Yasa dışı dinlemeler

"Eski Başbakanlardan Necmettin Erbakan'ın da aralarında bulunduğu bazı kişilerin telefonlarının başka isimler altında dinlendiği" hatırlatılıp, bu konudaki değerlendirmesi sorulan İşler, TİB'in açıklamasına göre, son 2 yılda aralarında siyasetçi, akademisyen ve iş adamlarının da bulunduğu 500 binin üzerinde kişinin dinlendiğini belirterek, şunları kaydetti:

"Gayrimeşru dinlemeler olduğu gibi bir de 217 bin mahkeme kararı almışlar. Böyle bir çeteyle karşı karşıyayız. Demek ki bazı savcılarla hakimler bir kumpas içinde, paslaşma içinde istediklerini dinliyor. Rahmetli Erbakan hocanın da dinlendiği basında da yer aldı. Başka iş adamları, iş kadınları ve sanatçılar da var. Hepsinin dinlendiğini öğrendik. Gayrimeşru dinlemeler ve bu dinlemeler neticesinde birtakım tehditler, şantajlar yapıldığını, paralel yapının 17 Aralık'la birlikte varlığını Türkiye'de yaşayan herkes gördü. Bunların nasıl bir yargı darbesiyle hükümeti alaşağı etmek istediklerini hep birlikte yaşadık, gördük.

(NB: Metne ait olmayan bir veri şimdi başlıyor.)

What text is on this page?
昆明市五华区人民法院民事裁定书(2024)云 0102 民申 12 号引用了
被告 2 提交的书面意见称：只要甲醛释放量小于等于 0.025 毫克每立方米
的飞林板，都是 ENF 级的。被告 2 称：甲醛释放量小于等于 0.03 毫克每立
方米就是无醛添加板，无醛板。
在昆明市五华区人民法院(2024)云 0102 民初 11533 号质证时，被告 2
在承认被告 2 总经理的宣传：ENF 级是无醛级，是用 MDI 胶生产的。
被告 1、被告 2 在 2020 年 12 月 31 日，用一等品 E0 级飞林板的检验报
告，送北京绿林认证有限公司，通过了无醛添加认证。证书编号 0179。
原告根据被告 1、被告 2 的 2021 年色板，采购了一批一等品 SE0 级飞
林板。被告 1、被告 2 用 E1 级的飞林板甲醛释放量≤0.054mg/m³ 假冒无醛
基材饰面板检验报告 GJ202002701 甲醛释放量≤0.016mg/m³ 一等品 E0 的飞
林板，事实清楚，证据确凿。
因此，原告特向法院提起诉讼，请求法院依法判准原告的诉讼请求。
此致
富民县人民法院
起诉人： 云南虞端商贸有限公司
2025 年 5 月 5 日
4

Ama onlar bir şeyi hesap edemediler, Sayın Başbakanımızın, hükümetimizin ve AK Parti Grubunun ne kadar dik duracağını ve bir birlerine kenetleneceğini hesap edemediler. Bunun neticesinde çok şükür 17 Aralık ve 25 Aralık operasyonlarını bertaraf ettik. Bu gerginlikle seçimlere girildi. Biz, paralel örgüte ve bu tehlikeye dikkati çektik, bu meselenin bir istiklal, bir beka meselesi olduğnu anlattık ve 30 Mart'ta milletimiz bize 'Alın size yetki, bu paralel örgütle mücadeleyi yapın ve bu örgütü Türkiye'den defedin' mesajını çok güçlü biçimde verdi. Şimdi biz, bunun mücadelesini yapıyoruz. Bu tür mafyavari veya örgütvari yapılar son bulduğunda, Türkiye'de bu tür gizli saklı ve gayrimeşru işler olmayacak. Bizler de AK Parti olarak bunun için çabalıyoruz."

"Paralel örgüt"le mücadelenin gereğini yaptıklarını aktaran İşler, "Çünkü Türkiye Cumhuriyeti öyle kurda kuşa yem edilecek bir cumhuriyet değildir ve biz, bu devleti sokakta bulmadık. Devletimizi korumak ve muhafaza etmek için, bu ülkeyi geliştirmek, kalkındırmak ve ilerletmek için var gücümüzle çalışacağız" diye konuştu.

Emrullah İşler, bunun mücadelesini bugüne kadar verdiklerini belirterek, millete bunu anlattıklarını, milletin de kendilerine yetki verdiğini, bu yetkiyle yeni Türkiye'yi inşa etmeyi sürdürdüklerini vurguladı.